Good responses and I agreed with the majority of inflammatory morphoea, my report as follows:

Many thanks for asking me to review this fascinating biopsy. The upper
dermis shows relatively mild perivascular lymphocytic and plasma cell
infiltrate. The striking feature is in the lower two-thirds of the
dermis, which is markedly expanded and has a mixed perivascular and
interstitial infiltrate of lymphocytes, histiocytes and numerous plasma
cells. Eosinophils are relatively sparse. I interpreted the collagen
bundles as being rather swollen and highly suggestive that this is a
case of inflammatory morphea. The differential would include Lupus
Profundus, although mucin is lacking.

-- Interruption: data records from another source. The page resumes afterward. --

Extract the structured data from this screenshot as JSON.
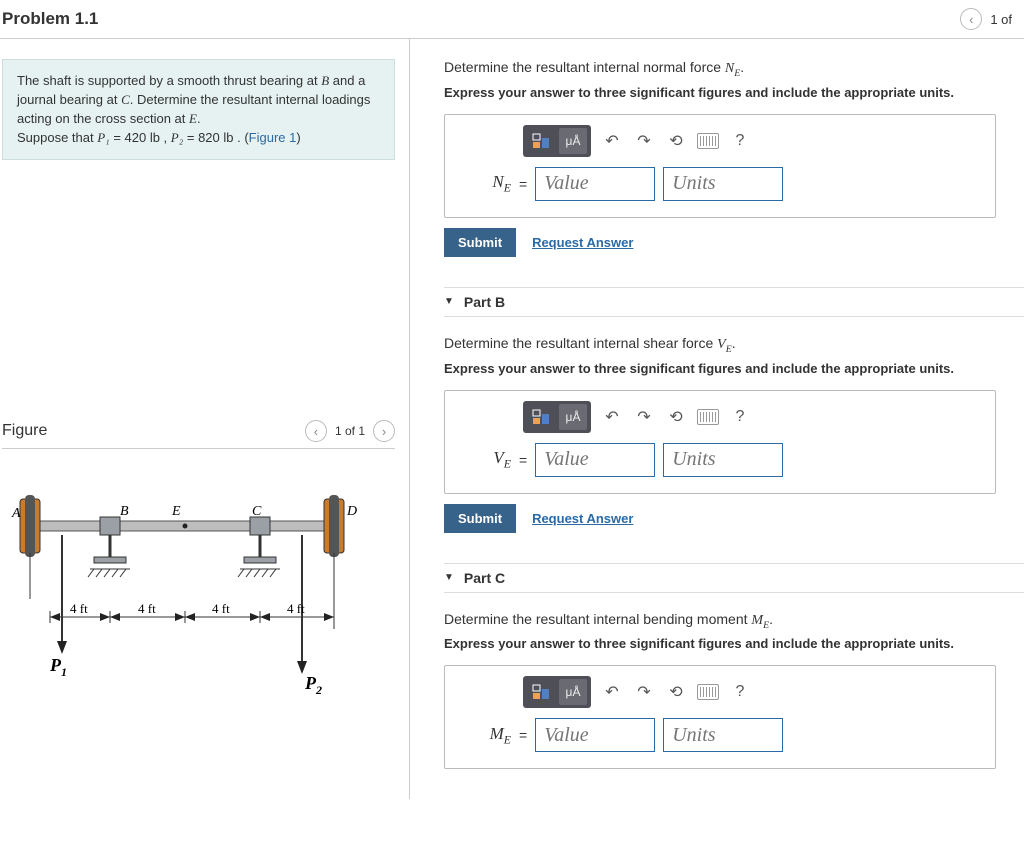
{
  "header": {
    "title": "Problem 1.1",
    "page_indicator": "1 of"
  },
  "problem_statement": {
    "line1_a": "The shaft is supported by a smooth thrust bearing at ",
    "B": "B",
    "line1_b": " and a journal bearing at ",
    "C": "C",
    "line1_c": ". Determine the resultant internal loadings acting on the cross section at ",
    "E": "E",
    "line1_d": ".",
    "line2_a": "Suppose that ",
    "P1": "P₁",
    "eq1": " = 420 lb , ",
    "P2": "P₂",
    "eq2": " = 820 lb . (",
    "figlink": "Figure 1",
    "close": ")"
  },
  "figure": {
    "title": "Figure",
    "pager": "1 of 1",
    "labels": {
      "A": "A",
      "B": "B",
      "E": "E",
      "C": "C",
      "D": "D",
      "P1": "P",
      "P1s": "1",
      "P2": "P",
      "P2s": "2",
      "seg": "4 ft"
    }
  },
  "parts": {
    "A": {
      "prompt_a": "Determine the resultant internal normal force ",
      "var": "N",
      "sub": "E",
      "prompt_b": ".",
      "inst": "Express your answer to three significant figures and include the appropriate units.",
      "label": "N",
      "labelsub": "E",
      "value_ph": "Value",
      "units_ph": "Units",
      "submit": "Submit",
      "request": "Request Answer"
    },
    "B": {
      "header": "Part B",
      "prompt_a": "Determine the resultant internal shear force ",
      "var": "V",
      "sub": "E",
      "prompt_b": ".",
      "inst": "Express your answer to three significant figures and include the appropriate units.",
      "label": "V",
      "labelsub": "E",
      "value_ph": "Value",
      "units_ph": "Units",
      "submit": "Submit",
      "request": "Request Answer"
    },
    "C": {
      "header": "Part C",
      "prompt_a": "Determine the resultant internal bending moment ",
      "var": "M",
      "sub": "E",
      "prompt_b": ".",
      "inst": "Express your answer to three significant figures and include the appropriate units.",
      "label": "M",
      "labelsub": "E",
      "value_ph": "Value",
      "units_ph": "Units",
      "submit": "Submit",
      "request": "Request Answer"
    }
  },
  "toolbar": {
    "ua": "μÅ",
    "help": "?"
  }
}
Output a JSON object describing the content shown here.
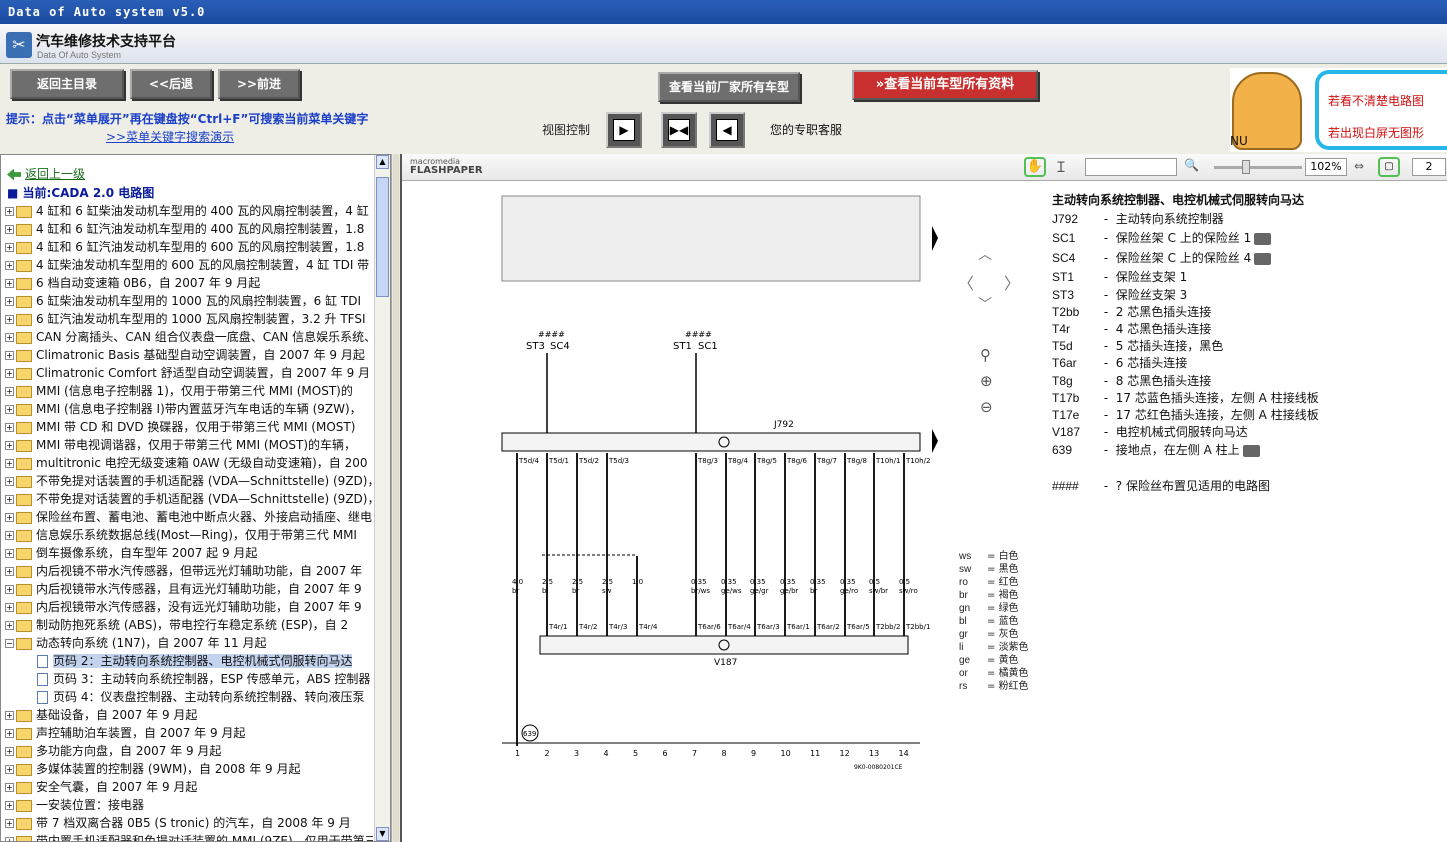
{
  "window": {
    "title": "Data of Auto system v5.0"
  },
  "app": {
    "title": "汽车维修技术支持平台",
    "subtitle": "Data Of Auto System"
  },
  "toolbar": {
    "home_label": "返回主目录",
    "back_label": "<<后退",
    "forward_label": ">>前进",
    "all_models_label": "查看当前厂家所有车型",
    "all_data_label": "查看当前车型所有资料",
    "tip": "提示：点击“菜单展开”再在键盘按“Ctrl+F”可搜索当前菜单关键字",
    "tip_link": ">>菜单关键字搜索演示",
    "view_control_label": "视图控制",
    "customer_service": "您的专职客服"
  },
  "ad": {
    "line1": "若看不清楚电路图",
    "line2": "若出现白屏无图形",
    "nu": "NU"
  },
  "tree": {
    "back_label": "返回上一级",
    "current_label": "当前:CADA 2.0 电路图",
    "items": [
      {
        "type": "folder",
        "label": "4 缸和 6 缸柴油发动机车型用的 400 瓦的风扇控制装置，4 缸"
      },
      {
        "type": "folder",
        "label": "4 缸和 6 缸汽油发动机车型用的 400 瓦的风扇控制装置，1.8"
      },
      {
        "type": "folder",
        "label": "4 缸和 6 缸汽油发动机车型用的 600 瓦的风扇控制装置，1.8"
      },
      {
        "type": "folder",
        "label": "4 缸柴油发动机车型用的 600 瓦的风扇控制装置，4 缸 TDI 带"
      },
      {
        "type": "folder",
        "label": "6 档自动变速箱 0B6，自 2007 年 9 月起"
      },
      {
        "type": "folder",
        "label": "6 缸柴油发动机车型用的 1000 瓦的风扇控制装置，6 缸 TDI"
      },
      {
        "type": "folder",
        "label": "6 缸汽油发动机车型用的 1000 瓦风扇控制装置，3.2 升 TFSI"
      },
      {
        "type": "folder",
        "label": "CAN 分离插头、CAN 组合仪表盘一底盘、CAN 信息娱乐系统、"
      },
      {
        "type": "folder",
        "label": "Climatronic Basis 基础型自动空调装置，自 2007 年 9 月起"
      },
      {
        "type": "folder",
        "label": "Climatronic Comfort 舒适型自动空调装置，自 2007 年 9 月"
      },
      {
        "type": "folder",
        "label": "MMI (信息电子控制器 1)，仅用于带第三代 MMI (MOST)的"
      },
      {
        "type": "folder",
        "label": "MMI (信息电子控制器 I)带内置蓝牙汽车电话的车辆 (9ZW)，"
      },
      {
        "type": "folder",
        "label": "MMI 带 CD 和 DVD 换碟器，仅用于带第三代 MMI (MOST)"
      },
      {
        "type": "folder",
        "label": "MMI 带电视调谐器，仅用于带第三代 MMI (MOST)的车辆，"
      },
      {
        "type": "folder",
        "label": "multitronic 电控无级变速箱 0AW (无级自动变速箱)，自 200"
      },
      {
        "type": "folder",
        "label": "不带免提对话装置的手机适配器 (VDA—Schnittstelle) (9ZD)，"
      },
      {
        "type": "folder",
        "label": "不带免提对话装置的手机适配器 (VDA—Schnittstelle) (9ZD)，"
      },
      {
        "type": "folder",
        "label": "保险丝布置、蓄电池、蓄电池中断点火器、外接启动插座、继电"
      },
      {
        "type": "folder",
        "label": "信息娱乐系统数据总线(Most—Ring)，仅用于带第三代 MMI"
      },
      {
        "type": "folder",
        "label": "倒车摄像系统，自车型年 2007 起 9 月起"
      },
      {
        "type": "folder",
        "label": "内后视镜不带水汽传感器，但带远光灯辅助功能，自 2007 年"
      },
      {
        "type": "folder",
        "label": "内后视镜带水汽传感器，且有远光灯辅助功能，自 2007 年 9"
      },
      {
        "type": "folder",
        "label": "内后视镜带水汽传感器，没有远光灯辅助功能，自 2007 年 9"
      },
      {
        "type": "folder",
        "label": "制动防抱死系统 (ABS)，带电控行车稳定系统 (ESP)，自 2"
      },
      {
        "type": "open",
        "label": "动态转向系统 (1N7)，自 2007 年 11 月起"
      },
      {
        "type": "page",
        "label": "页码 2：主动转向系统控制器、电控机械式伺服转向马达",
        "selected": true
      },
      {
        "type": "page",
        "label": "页码 3：主动转向系统控制器，ESP 传感单元，ABS 控制器"
      },
      {
        "type": "page",
        "label": "页码 4：仪表盘控制器、主动转向系统控制器、转向液压泵"
      },
      {
        "type": "folder",
        "label": "基础设备，自 2007 年 9 月起"
      },
      {
        "type": "folder",
        "label": "声控辅助泊车装置，自 2007 年 9 月起"
      },
      {
        "type": "folder",
        "label": "多功能方向盘，自 2007 年 9 月起"
      },
      {
        "type": "folder",
        "label": "多媒体装置的控制器 (9WM)，自 2008 年 9 月起"
      },
      {
        "type": "folder",
        "label": "安全气囊，自 2007 年 9 月起"
      },
      {
        "type": "folder",
        "label": "一安装位置：接电器"
      },
      {
        "type": "folder",
        "label": "带 7 档双离合器 0B5 (S tronic) 的汽车，自 2008 年 9 月"
      },
      {
        "type": "folder",
        "label": "带内置手机适配器和免提对话装置的 MMI (9ZE)，仅用于带第三"
      }
    ]
  },
  "viewer": {
    "brand_top": "macromedia",
    "brand_bottom": "FLASHPAPER",
    "zoom": "102%",
    "page": "2"
  },
  "legend": {
    "title": "主动转向系统控制器、电控机械式伺服转向马达",
    "items": [
      {
        "key": "J792",
        "desc": "主动转向系统控制器",
        "cam": false
      },
      {
        "key": "SC1",
        "desc": "保险丝架 C 上的保险丝 1",
        "cam": true
      },
      {
        "key": "SC4",
        "desc": "保险丝架 C 上的保险丝 4",
        "cam": true
      },
      {
        "key": "ST1",
        "desc": "保险丝支架 1",
        "cam": false
      },
      {
        "key": "ST3",
        "desc": "保险丝支架 3",
        "cam": false
      },
      {
        "key": "T2bb",
        "desc": "2 芯黑色插头连接",
        "cam": false
      },
      {
        "key": "T4r",
        "desc": "4 芯黑色插头连接",
        "cam": false
      },
      {
        "key": "T5d",
        "desc": "5 芯插头连接，黑色",
        "cam": false
      },
      {
        "key": "T6ar",
        "desc": "6 芯插头连接",
        "cam": false
      },
      {
        "key": "T8g",
        "desc": "8 芯黑色插头连接",
        "cam": false
      },
      {
        "key": "T17b",
        "desc": "17 芯蓝色插头连接，左侧 A 柱接线板",
        "cam": false
      },
      {
        "key": "T17e",
        "desc": "17 芯红色插头连接，左侧 A 柱接线板",
        "cam": false
      },
      {
        "key": "V187",
        "desc": "电控机械式伺服转向马达",
        "cam": false
      },
      {
        "key": "639",
        "desc": "接地点，在左侧 A 柱上",
        "cam": true
      },
      {
        "key": "####",
        "desc": "? 保险丝布置见适用的电路图",
        "cam": false
      }
    ]
  },
  "colors": [
    {
      "k": "ws",
      "v": "白色"
    },
    {
      "k": "sw",
      "v": "黑色"
    },
    {
      "k": "ro",
      "v": "红色"
    },
    {
      "k": "br",
      "v": "褐色"
    },
    {
      "k": "gn",
      "v": "绿色"
    },
    {
      "k": "bl",
      "v": "蓝色"
    },
    {
      "k": "gr",
      "v": "灰色"
    },
    {
      "k": "li",
      "v": "淡紫色"
    },
    {
      "k": "ge",
      "v": "黄色"
    },
    {
      "k": "or",
      "v": "橘黄色"
    },
    {
      "k": "rs",
      "v": "粉红色"
    }
  ],
  "diagram": {
    "fuse_labels": [
      "ST3",
      "SC4",
      "ST1",
      "SC1"
    ],
    "hash": "####",
    "j792_label": "J792",
    "v187_label": "V187",
    "ground_label": "639",
    "doc_code": "9K0-0080201CE",
    "conn_top": [
      "T5d/4",
      "T5d/1",
      "T5d/2",
      "T5d/3",
      "T8g/3",
      "T8g/4",
      "T8g/5",
      "T8g/6",
      "T8g/7",
      "T8g/8",
      "T10h/1",
      "T10h/2"
    ],
    "conn_bottom": [
      "T4r/1",
      "T4r/2",
      "T4r/3",
      "T4r/4",
      "T6ar/6",
      "T6ar/4",
      "T6ar/3",
      "T6ar/1",
      "T6ar/2",
      "T6ar/5",
      "T2bb/2",
      "T2bb/1"
    ],
    "wire_sizes": [
      "4.0",
      "2.5",
      "2.5",
      "2.5",
      "1.0",
      "0.35",
      "0.35",
      "0.35",
      "0.35",
      "0.35",
      "0.35",
      "0.5",
      "0.5"
    ],
    "wire_colors": [
      "br",
      "bl",
      "br",
      "sw",
      "",
      "br/ws",
      "ge/ws",
      "ge/gr",
      "ge/br",
      "br",
      "ge/ro",
      "sw/br",
      "sw/ro"
    ],
    "ruler": [
      "1",
      "2",
      "3",
      "4",
      "5",
      "6",
      "7",
      "8",
      "9",
      "10",
      "11",
      "12",
      "13",
      "14"
    ]
  }
}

I think it would be prudent to
exclude Lyme Borreliosis, but histologically this appearance is very
good for the severe inflammatory (almost pseudolymphomatous) end of the
spectrum of morphea.

I agree the biopsy does have a zig-zag like appearance but I thought the lack of convincing necrobiosis and lack of palisading histiocytes or well formed granulomas as well as the clinical location argued strongly against necrobiosis lipoidica compared with morphoea and thefore did not mention this differential in my opinion but I think from the histolgoical perspective it is a good consideration. Regarding nerve involvement I was aware from two unpublished cases presented by Dr Eduardo Calonje that this could be a striking feature of morphoea (hence I focussed down on it in this case) but I was not aware this had been published so thanks to Robledo.